4.2.8 Multi-core Architecture
Microprocessor architecture has traditionally consisted of a single “core”; that is, the chips could
only process one piece of information at a time. However, many processors are now being built
with two, four, or even more cores, allowing one microprocessor to process multiple pieces of
information simultaneously.
4.2.9 Von Neumann Architecture
Early computer programs were hard-wired. To reprogram a computer meant changing the
hardware switches manually, that took a long time with potential errors. Computer memory was
only used for storing data.
A Von Neumann microprocessor is a processor that follows this pattern:
Fetch: An instruction and the necessary data are obtained from memory.
Decode: The instruction and data are separated, and the components and pathways required to
execute the instruction are activated.
Execute: The instruction is performed, the data is manipulated, and the results are stored.
This pattern is typically implemented by separating the task into two components, the control,
and the data path.
Draw the block diagram of Von Neumann Architecture.
Control: The control unit reads the instruction, and activates the appropriate parts of the data
path.
4.2.10 Data Path
The data path is the pathway that the data takes through the microprocessor.
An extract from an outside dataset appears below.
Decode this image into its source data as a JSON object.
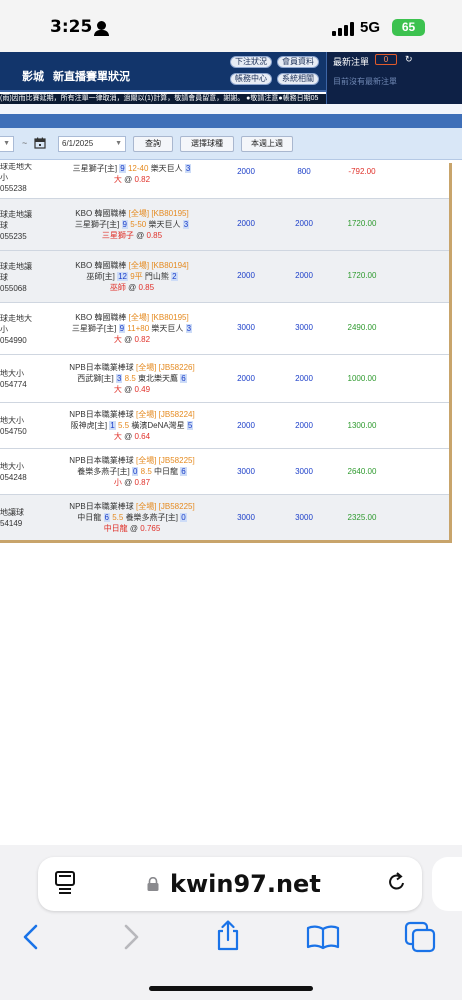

As the data travels
to different parts of the data path, the command signals from the control unit cause the data to be
manipulated in specific ways, according to the instruction. The data path consists of the circuitry
for transforming data and for storing temporary data. It contains ALUs capable of transforming
data through operations such as addition, subtraction, logical AND, OR, inverting, and shifting.
4.2.11 Harvard Architecture
In a Harvard Architecture machine, the computer system’s memory is separated into two discrete
parts: data and instructions. In a pure Harvard system, the two different memories occupy separate
memory modules, and instructions can only be executed from the instruction memory.
In a “Princeton Architecture” machine, the computer system’s memory comprises one uniform
address space: data and instructions may be placed anywhere in this single memory.
Many DSPs are modified Harvard architectures, designed to simultaneously access three distinct
memory areas: the program instructions, the signal data samples, and the filter coefficients (often
called the P, X, and Y memories).
In theory, such three-way Harvard architectures can be three times as fast as a Princeton architecture
that is forced to read the instruction, the data sample, and the filter coefficient, one at a time.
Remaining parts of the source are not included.